Hark, the AI hardware startup founded by Figure.AI and Archer Aviation founder Brett Adcock, announced a $700 million Series A on May 21 at a $6 billion post-money valuation. Parkway Venture Capital led. Participants included Nvidia, AMD Ventures, Brookfield, Intel Capital, Qualcomm Ventures and Salesforce Ventures. Adcock launched Hark in late 2025 with $100 million of his own money. The company now has 70 employees and operates a data center stocked with Nvidia B200 GPUs. It says it will release its first multimodal models this summer and follow with purpose-built hardware devices.
The product framing is deliberately vague — Hark describes itself as building a 'universal interface between humans and machines.' Translated, that means foundation models plus consumer hardware, in the same lineage as Humane's Pin or Rabbit's R1 but with materially more capital and an experienced operator at the helm. Adcock's previous companies — Figure on humanoid robots, Archer on eVTOL aircraft — both went from concept to commercial pilots inside three years, which is the kind of track record that justifies an unusually large first round.

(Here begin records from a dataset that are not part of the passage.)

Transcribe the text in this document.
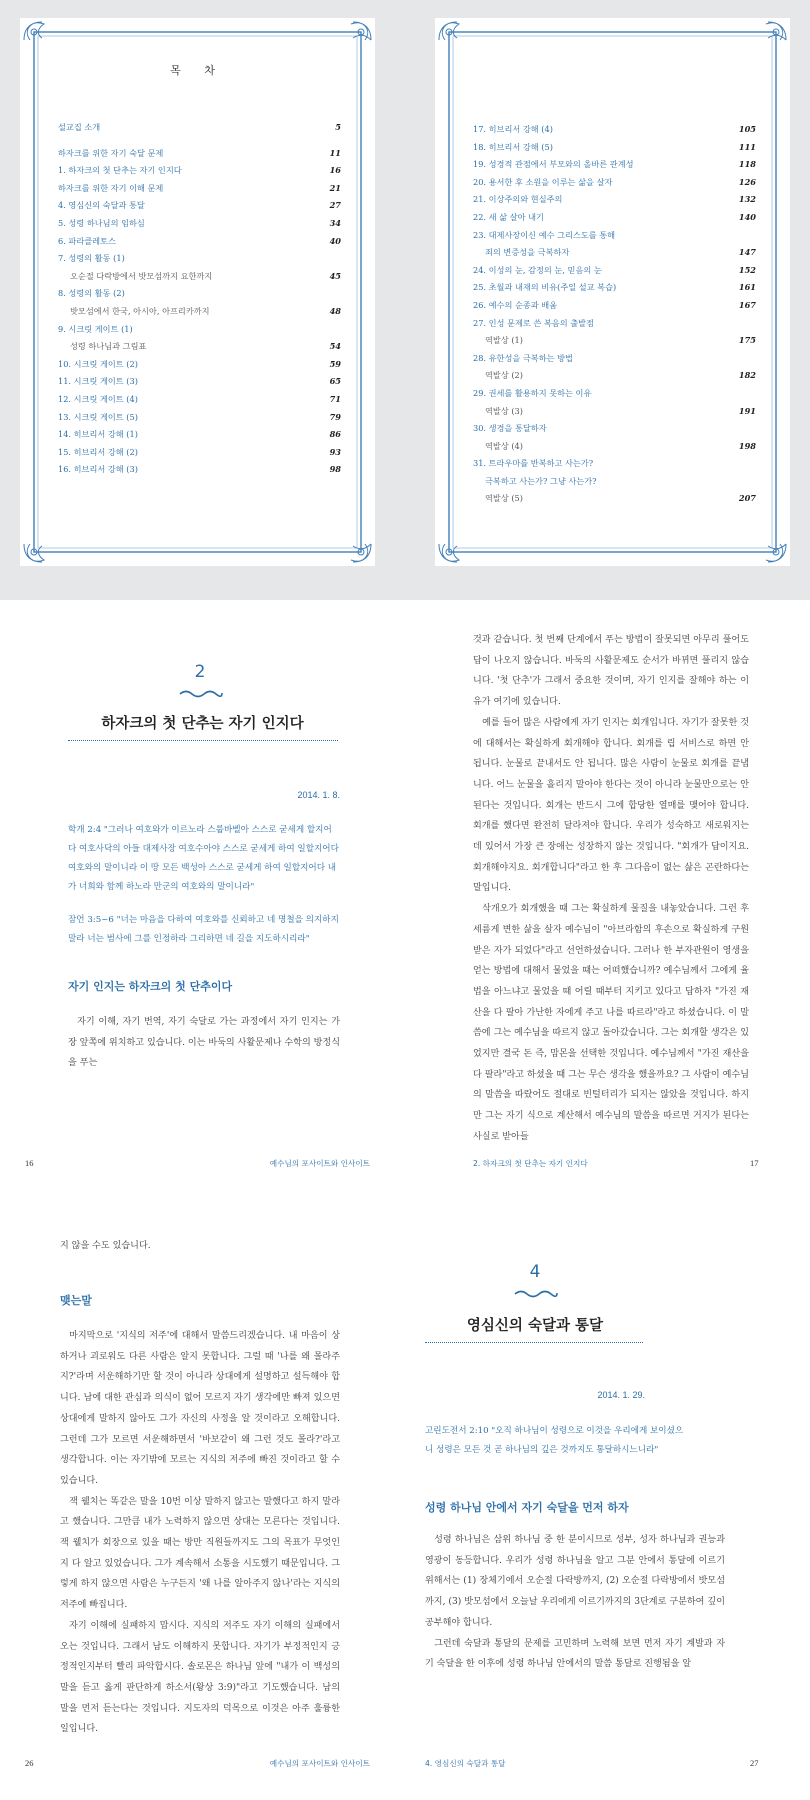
목 차
설교집 소개	5
하자크를 위한 자기 숙달 문제	11
1. 하자크의 첫 단추는 자기 인지다	16
하자크를 위한 자기 이해 문제	21
4. 영심신의 숙달과 통달	27
5. 성령 하나님의 임하심	34
6. 파라클레토스	40
7. 성령의 활동 (1)
오순절 다락방에서 밧모섬까지 요한까지	45
8. 성령의 활동 (2)
밧모섬에서 한국, 아시아, 아프리카까지	48
9. 시크릿 게이트 (1)
성령 하나님과 그림표	54
10. 시크릿 게이트 (2)	59
11. 시크릿 게이트 (3)	65
12. 시크릿 게이트 (4)	71
13. 시크릿 게이트 (5)	79
14. 히브리서 강해 (1)	86
15. 히브리서 강해 (2)	93
16. 히브리서 강해 (3)	98
17. 히브리서 강해 (4)	105
18. 히브리서 강해 (5)	111
19. 성경적 관점에서 부모와의 올바른 관계성	118
20. 용서한 후 소원을 이루는 삶을 살자	126
21. 이상주의와 현실주의	132
22. 새 삶 살아 내기	140
23. 대제사장이신 예수 그리스도를 통해
죄의 변증성을 극복하자	147
24. 이성의 눈, 감정의 눈, 믿음의 눈	152
25. 초월과 내재의 비유(주일 설교 복습)	161
26. 예수의 순종과 배움	167
27. 인성 문제로 쓴 복음의 출발점
역발상 (1)	175
28. 유한성을 극복하는 방법
역발상 (2)	182
29. 권세를 활용하지 못하는 이유
역발상 (3)	191
30. 생경을 통달하자
역발상 (4)	198
31. 트라우마를 반복하고 사는가?
극복하고 사는가? 그냥 사는가?
역발상 (5)	207
2
하자크의 첫 단추는 자기 인지다
2014. 1. 8.
학개 2:4 "그러나 여호와가 이르노라 스룹바벨아 스스로 굳세게 할지어다 여호사닥의 아들 대제사장 여호수아야 스스로 굳세게 하여 일할지어다 여호와의 말이니라 이 땅 모든 백성아 스스로 굳세게 하여 일할지어다 내가 너희와 함께 하노라 만군의 여호와의 말이니라"
잠언 3:5~6 "너는 마음을 다하여 여호와를 신뢰하고 네 명철을 의지하지 말라 너는 범사에 그를 인정하라 그리하면 네 길을 지도하시리라"
자기 인지는 하자크의 첫 단추이다

자기 이해, 자기 번역, 자기 숙달로 가는 과정에서 자기 인지는 가장 앞쪽에 위치하고 있습니다. 이는 바둑의 사활문제나 수학의 방정식을 푸는

16	예수님의 포사이트와 인사이트

것과 같습니다. 첫 번째 단계에서 푸는 방법이 잘못되면 아무리 풀어도 답이 나오지 않습니다. 바둑의 사활문제도 순서가 바뀌면 풀리지 않습니다. '첫 단추'가 그래서 중요한 것이며, 자기 인지를 잘해야 하는 이유가 여기에 있습니다.

예를 들어 많은 사람에게 자기 인지는 회개입니다. 자기가 잘못한 것에 대해서는 확실하게 회개해야 합니다. 회개를 립 서비스로 하면 안 됩니다. 눈물로 끝내서도 안 됩니다. 많은 사람이 눈물로 회개를 끝냅니다. 어느 눈물을 흘리지 말아야 한다는 것이 아니라 눈물만으로는 안 된다는 것입니다. 회개는 반드시 그에 합당한 열매를 맺어야 합니다. 회개를 했다면 완전히 달라져야 합니다. 우리가 성숙하고 새로워지는 데 있어서 가장 큰 장애는 성장하지 않는 것입니다. "회개가 답이지요. 회개해야지요. 회개합니다"라고 한 후 그다음이 없는 삶은 곤란하다는 말입니다.

삭개오가 회개했을 때 그는 확실하게 물질을 내놓았습니다. 그런 후 세름게 변한 삶을 살자 예수님이 "아브라함의 후손으로 확실하게 구원받은 자가 되었다"라고 선언하셨습니다. 그러나 한 부자관원이 영생을 얻는 방법에 대해서 물었을 때는 어떠했습니까? 예수님께서 그에게 율법을 아느냐고 물었을 때 어릴 때부터 지키고 있다고 답하자 "가진 재산을 다 팔아 가난한 자에게 주고 나를 따르라"라고 하셨습니다. 이 말씀에 그는 예수님을 따르지 않고 돌아갔습니다. 그는 회개할 생각은 있었지만 결국 돈 즉, 맘몬을 선택한 것입니다. 예수님께서 "가진 재산을 다 팔라"라고 하셨을 때 그는 무슨 생각을 했을까요? 그 사람이 예수님의 말씀을 따랐어도 절대로 빈털터리가 되지는 않았을 것입니다. 하지만 그는 자기 식으로 계산해서 예수님의 말씀을 따르면 거지가 된다는 사실로 받아들

2. 하자크의 첫 단추는 자기 인지다	17

지 않을 수도 있습니다.

맺는말

마지막으로 '지식의 저주'에 대해서 말씀드리겠습니다. 내 마음이 상하거나 괴로워도 다른 사람은 알지 못합니다. 그럴 때 '나를 왜 몰라주지?'라며 서운해하기만 할 것이 아니라 상대에게 설명하고 설득해야 합니다. 남에 대한 관심과 의식이 없어 모르지 자기 생각에만 빠져 있으면 상대에게 말하지 않아도 그가 자신의 사정을 알 것이라고 오해합니다. 그런데 그가 모르면 서운해하면서 '바보같이 왜 그런 것도 몰라?'라고 생각합니다. 이는 자기밖에 모르는 지식의 저주에 빠진 것이라고 할 수 있습니다.

잭 웰치는 똑같은 말을 10번 이상 말하지 않고는 말했다고 하지 말라고 했습니다. 그만큼 내가 노력하지 않으면 상대는 모른다는 것입니다. 잭 웰치가 회장으로 있을 때는 방만 직원들까지도 그의 목표가 무엇인지 다 알고 있었습니다. 그가 계속해서 소통을 시도했기 때문입니다. 그렇게 하지 않으면 사람은 누구든지 '왜 나를 알아주지 않나'라는 지식의 저주에 빠집니다.

자기 이해에 실패하지 맙시다. 지식의 저주도 자기 이해의 실패에서 오는 것입니다. 그래서 남도 이해하지 못합니다. 자기가 부정적인지 긍정적인지부터 빨리 파악합시다. 솔로몬은 하나님 앞에 "내가 이 백성의 말을 듣고 옳게 판단하게 하소서(왕상 3:9)"라고 기도했습니다. 남의 말을 먼저 듣는다는 것입니다. 지도자의 덕목으로 이것은 아주 훌륭한 일입니다.

26	예수님의 포사이트와 인사이트
4
영심신의 숙달과 통달
2014. 1. 29.
고린도전서 2:10 "오직 하나님이 성령으로 이것을 우리에게 보이셨으니 성령은 모든 것 곧 하나님의 깊은 것까지도 통달하시느니라"
성령 하나님 안에서 자기 숙달을 먼저 하자

성령 하나님은 삼위 하나님 중 한 분이시므로 성부, 성자 하나님과 권능과 영광이 동등합니다. 우리가 성령 하나님을 알고 그분 안에서 통달에 이르기 위해서는 (1) 장체기에서 오순절 다락방까지, (2) 오순절 다락방에서 밧모섬까지, (3) 밧모섬에서 오늘날 우리에게 이르기까지의 3단계로 구분하여 깊이 공부해야 합니다.

그런데 숙달과 통달의 문제를 고민하며 노력해 보면 먼저 자기 계발과 자기 숙달을 한 이후에 성령 하나님 안에서의 말씀 통달로 진행됨을 알

4. 영심신의 숙달과 통달	27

The investor list is the more interesting signal. Nvidia, AMD, Intel and Qualcomm rarely all show up on the same cap table — they are competitors at the chip level. Their participation suggests Hark intends to remain hardware-agnostic, and that each of those investors wants a seat at whatever device category emerges. Salesforce's check points at enterprise distribution. The composition reads less like a venture round and more like a strategic consortium.
Takeaway for learners: 'Series A' used to mean a few million dollars to validate product-market fit. $700 million is a different animal — it is a bet that AI hardware will produce another category-defining device the way the iPhone did. Most such bets will fail. But the strike price for being early to the winner is so high that even sophisticated investors will fund several attempts in parallel. If you are tracking the AI device race, watch what Hark ships this summer — and what it costs.